Rami Samir Farag Mina is a tour guide who is as much at home with the ancient Egyptian language as with its landscapes. A guide since 1992, he uses seven living languages as well as dead languages as part of his job, and he may be the only guide with an official licence to conduct tours in English, French, German, Spanish, Italian, Hebrew and Japanese. He has degrees from Cairo and Ain Shams Universities in archeology and ancient and modern languages, and he was recently awarded a PhD in Egyptian archaeology and its relationship to Semitic languages. Watani met him to learn more about his interesting line of study.
Flagrant similarities
“The study is about the strong relationship between the ancient Egyptian language and other Semitic languages, especially in regard to vocabulary, grammar and script, and it presents a grammatical rule as a model,ˮ Dr Mina said.
“When I started studying the ancient Egyptian language I noticed that much of its vocabulary is used in other languages, such as the word dshert, which means ‘desert’ in English and is also used in French, Italian and Spanish: desierto and deserto. The same applies to many other words. Before I studied the ancient Egyptian language I used to hear Coptic words in church that were related to words in other languages, such as the word martyros in Coptic, which means ‘martyr’ in English and is also used in French and Italian. At first I thought such similarities were because of Greek infiltration into the Coptic language. Greek was the language of the later Roman Empire and, together with Latin, had a great influence on European languages. But after I studied the Coptic language and looked at many other words in the ancient Egyptian language I became certain there was a relation between Coptic and the European languages.
“As I studied more and more words I became more certain, and that’s why I decided to take advanced studies in archeology at Cairo University.”
…And in Arabic
Dr Mina proceeded: “I asked the prominent professor of archeology Abdel-Halim Noureddin, the former Secretary-General of the Supreme Council of Antiquities and former Dean of Cairo University’s Archaeology Department, if I could do a masters degree under his supervision. Dr Noureddin didn’t do as others had done, criticising me or making fun of the idea. He just asked me to bring at least 100 words that evidenced the similarity I claimed. The following day I gave him 200 examples. He studied them carefully and they worked to fully convince him of the idea; he told me the proposed study would be a major revelation. I began advanced studies in 1995 and finished the PhD in 2015, meaning that I spent some 20 years on it. In the masters degree I studied the influence of the ancient Egyptian language on European languages through the Greek and Latin used by the Greeks and Romans who ruled Egypt for about 1,000 years (332 BC to 641 AD). In the PhD I focused on the Semitic languages.”
Among other examples Dr Mina quoted were the word meno in ancient Egyptian language, which is ‘monument’ in English and French, monomento in Italian and monominto in Spanish.
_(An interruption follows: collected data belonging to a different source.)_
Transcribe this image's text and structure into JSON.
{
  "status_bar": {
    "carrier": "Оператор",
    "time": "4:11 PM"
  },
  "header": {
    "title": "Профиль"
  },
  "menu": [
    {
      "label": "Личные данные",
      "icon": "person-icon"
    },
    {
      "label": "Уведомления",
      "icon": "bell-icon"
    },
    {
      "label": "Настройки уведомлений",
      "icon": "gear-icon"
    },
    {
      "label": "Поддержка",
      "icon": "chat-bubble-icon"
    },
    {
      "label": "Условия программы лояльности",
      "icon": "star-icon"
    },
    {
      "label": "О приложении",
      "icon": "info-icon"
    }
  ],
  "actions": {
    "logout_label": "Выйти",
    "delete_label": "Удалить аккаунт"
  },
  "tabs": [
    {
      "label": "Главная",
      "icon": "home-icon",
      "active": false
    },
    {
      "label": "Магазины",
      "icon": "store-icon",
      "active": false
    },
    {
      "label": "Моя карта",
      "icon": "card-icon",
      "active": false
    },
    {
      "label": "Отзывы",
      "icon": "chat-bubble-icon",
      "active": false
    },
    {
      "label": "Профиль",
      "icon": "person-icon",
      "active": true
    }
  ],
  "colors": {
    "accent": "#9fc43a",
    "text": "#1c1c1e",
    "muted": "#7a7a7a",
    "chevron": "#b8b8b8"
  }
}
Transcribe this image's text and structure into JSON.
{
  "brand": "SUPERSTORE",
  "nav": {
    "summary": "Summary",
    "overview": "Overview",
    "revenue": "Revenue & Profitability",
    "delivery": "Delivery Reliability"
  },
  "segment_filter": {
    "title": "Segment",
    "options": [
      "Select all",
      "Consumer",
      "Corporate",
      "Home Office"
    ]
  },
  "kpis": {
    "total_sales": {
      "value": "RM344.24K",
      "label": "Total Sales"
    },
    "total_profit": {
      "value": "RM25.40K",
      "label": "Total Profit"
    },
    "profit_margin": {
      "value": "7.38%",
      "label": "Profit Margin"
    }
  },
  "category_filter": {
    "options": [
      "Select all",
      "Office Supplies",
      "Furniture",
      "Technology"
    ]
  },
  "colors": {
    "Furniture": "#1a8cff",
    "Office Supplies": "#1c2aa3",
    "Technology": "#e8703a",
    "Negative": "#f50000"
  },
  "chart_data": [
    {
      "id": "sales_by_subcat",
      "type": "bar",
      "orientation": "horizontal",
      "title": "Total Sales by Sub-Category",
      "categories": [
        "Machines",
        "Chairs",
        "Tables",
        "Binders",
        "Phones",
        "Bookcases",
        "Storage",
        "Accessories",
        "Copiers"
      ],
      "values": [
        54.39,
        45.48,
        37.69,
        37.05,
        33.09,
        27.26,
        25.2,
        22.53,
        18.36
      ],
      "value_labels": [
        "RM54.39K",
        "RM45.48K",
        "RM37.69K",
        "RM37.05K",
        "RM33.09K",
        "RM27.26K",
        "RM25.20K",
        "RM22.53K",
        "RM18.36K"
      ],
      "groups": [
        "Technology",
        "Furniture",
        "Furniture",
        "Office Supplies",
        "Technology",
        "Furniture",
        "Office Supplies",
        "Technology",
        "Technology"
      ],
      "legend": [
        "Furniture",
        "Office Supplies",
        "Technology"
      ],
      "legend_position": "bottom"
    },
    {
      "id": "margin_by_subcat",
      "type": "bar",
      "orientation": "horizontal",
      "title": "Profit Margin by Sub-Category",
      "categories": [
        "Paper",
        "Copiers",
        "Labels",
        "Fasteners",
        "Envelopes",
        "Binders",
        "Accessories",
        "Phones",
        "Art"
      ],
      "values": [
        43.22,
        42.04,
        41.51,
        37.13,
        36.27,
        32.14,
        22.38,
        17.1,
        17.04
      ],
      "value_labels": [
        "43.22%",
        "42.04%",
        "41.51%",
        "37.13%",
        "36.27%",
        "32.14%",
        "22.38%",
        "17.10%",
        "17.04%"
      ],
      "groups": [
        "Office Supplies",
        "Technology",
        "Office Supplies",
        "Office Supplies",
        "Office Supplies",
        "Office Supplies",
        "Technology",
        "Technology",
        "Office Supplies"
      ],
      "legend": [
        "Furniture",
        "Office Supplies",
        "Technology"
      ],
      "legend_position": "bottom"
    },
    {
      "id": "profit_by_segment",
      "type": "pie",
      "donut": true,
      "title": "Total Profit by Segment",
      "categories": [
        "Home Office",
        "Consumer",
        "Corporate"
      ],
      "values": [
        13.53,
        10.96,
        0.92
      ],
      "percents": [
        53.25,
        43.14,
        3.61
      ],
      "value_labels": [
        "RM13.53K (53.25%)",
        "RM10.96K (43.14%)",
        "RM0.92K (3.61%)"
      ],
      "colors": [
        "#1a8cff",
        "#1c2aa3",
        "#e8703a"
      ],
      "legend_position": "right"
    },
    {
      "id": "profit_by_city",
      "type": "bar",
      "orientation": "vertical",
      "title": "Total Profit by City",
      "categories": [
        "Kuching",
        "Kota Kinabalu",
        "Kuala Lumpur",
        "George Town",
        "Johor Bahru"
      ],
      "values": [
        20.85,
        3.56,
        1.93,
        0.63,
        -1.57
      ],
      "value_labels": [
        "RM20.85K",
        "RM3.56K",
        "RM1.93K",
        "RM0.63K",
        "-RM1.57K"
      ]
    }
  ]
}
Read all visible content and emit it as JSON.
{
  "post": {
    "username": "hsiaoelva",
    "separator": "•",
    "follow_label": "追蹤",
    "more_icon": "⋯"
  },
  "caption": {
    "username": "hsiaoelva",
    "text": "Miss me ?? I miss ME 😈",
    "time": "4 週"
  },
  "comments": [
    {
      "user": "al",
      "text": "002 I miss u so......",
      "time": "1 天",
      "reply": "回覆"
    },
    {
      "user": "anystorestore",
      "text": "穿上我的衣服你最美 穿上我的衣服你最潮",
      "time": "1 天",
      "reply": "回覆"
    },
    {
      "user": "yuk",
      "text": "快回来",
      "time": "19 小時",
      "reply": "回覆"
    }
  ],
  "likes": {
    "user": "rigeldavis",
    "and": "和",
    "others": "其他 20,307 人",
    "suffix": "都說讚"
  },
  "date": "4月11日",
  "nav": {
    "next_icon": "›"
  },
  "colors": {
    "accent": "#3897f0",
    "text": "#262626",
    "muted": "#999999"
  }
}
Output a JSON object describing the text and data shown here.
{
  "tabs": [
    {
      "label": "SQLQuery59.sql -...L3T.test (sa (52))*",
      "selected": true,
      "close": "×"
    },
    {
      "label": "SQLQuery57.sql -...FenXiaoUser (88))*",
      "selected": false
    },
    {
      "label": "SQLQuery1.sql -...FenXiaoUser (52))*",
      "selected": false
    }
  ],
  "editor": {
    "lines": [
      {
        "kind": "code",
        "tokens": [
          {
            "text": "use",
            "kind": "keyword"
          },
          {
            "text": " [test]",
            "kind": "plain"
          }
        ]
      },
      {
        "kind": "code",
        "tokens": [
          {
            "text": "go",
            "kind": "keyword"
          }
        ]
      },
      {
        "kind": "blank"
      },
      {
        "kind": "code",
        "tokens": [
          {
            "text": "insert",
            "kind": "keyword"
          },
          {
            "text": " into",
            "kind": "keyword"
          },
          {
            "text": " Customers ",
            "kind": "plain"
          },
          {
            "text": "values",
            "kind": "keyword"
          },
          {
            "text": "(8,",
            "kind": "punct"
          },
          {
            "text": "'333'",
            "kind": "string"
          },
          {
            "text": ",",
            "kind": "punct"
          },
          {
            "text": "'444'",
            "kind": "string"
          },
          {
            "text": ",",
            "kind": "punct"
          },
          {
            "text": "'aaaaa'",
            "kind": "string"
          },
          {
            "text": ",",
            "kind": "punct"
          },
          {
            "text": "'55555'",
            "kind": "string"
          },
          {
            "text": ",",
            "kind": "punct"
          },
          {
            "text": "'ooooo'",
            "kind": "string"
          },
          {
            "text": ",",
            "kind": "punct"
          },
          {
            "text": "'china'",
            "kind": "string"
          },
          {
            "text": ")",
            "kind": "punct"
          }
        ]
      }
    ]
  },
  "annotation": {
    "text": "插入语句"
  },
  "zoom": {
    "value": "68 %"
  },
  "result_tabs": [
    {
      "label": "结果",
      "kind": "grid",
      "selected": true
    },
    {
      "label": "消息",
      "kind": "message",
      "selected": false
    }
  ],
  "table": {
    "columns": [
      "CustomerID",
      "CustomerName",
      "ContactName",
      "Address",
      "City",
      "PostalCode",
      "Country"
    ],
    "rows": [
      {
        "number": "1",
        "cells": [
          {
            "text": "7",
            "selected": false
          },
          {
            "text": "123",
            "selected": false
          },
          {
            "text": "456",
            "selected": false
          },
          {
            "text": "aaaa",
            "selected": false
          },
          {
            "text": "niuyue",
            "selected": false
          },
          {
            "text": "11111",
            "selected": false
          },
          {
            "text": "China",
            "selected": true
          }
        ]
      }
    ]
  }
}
Hebni in the ancient Egyptian is ‘ebony’ in English, and it is also used in French, Italian, Spanish and German.
In ancient Egyptian the word wahn is also wahan, meaning weakness in Arabic; barq is barq, literally lightening in Arabic; wahat is waha (oasis) in Arabic, and there are many Arabic words which are the same in Hebrew.
Little interest in Egypt
Dr Mina points out that historical documents are the most important references on his topic of research. The earliest examples of ancient Egyptian writing come from 3200 BC, and no other true writing in any other language has been discovered from before that date except for some Sumerian documents that date back to the same period. So the issue is limited to the ancient Egyptian and Sumerian languages.
“There has been too little research on the subject in Egypt,” Dr Mina says. “European Egyptologists who speak two or three languages found similarities between words in the three languages and decided it couldn’t be a coincidence. In the Wörterbuch der ägyptischen Sprache [a large German-language dictionary of the Egyptian language published between 1926 and 1961] Adolf Erman and Hermann Grapow mentioned some Greek and Latin words that were seen to be influenced by the ancient Egyptian language but, regrettably, no one in Egypt seemed to care.”
As for similarities between the ancient Egyptian and Arabic languages, the Egyptologist Ahmed Pasha Kamal compiled a dictionary in 22 parts comparing Arabic and Ancient Egyptian words. He finished it in 1923 but—as mentioned in the introduction to the parts of the dictionary recently published 82 years after his death—its scientific material was not to the liking of some [fundamentalists who insist Arabic was not influenced by ‘pagan’ Ancient Egyptian], hence the long time till the book saw light.
Dr Mina is grateful to all those who have supported him—especially Dr Noureddin and Dr Abdel-Hamid Saad Azab—when many others criticised his ideas and were totally opposed to them.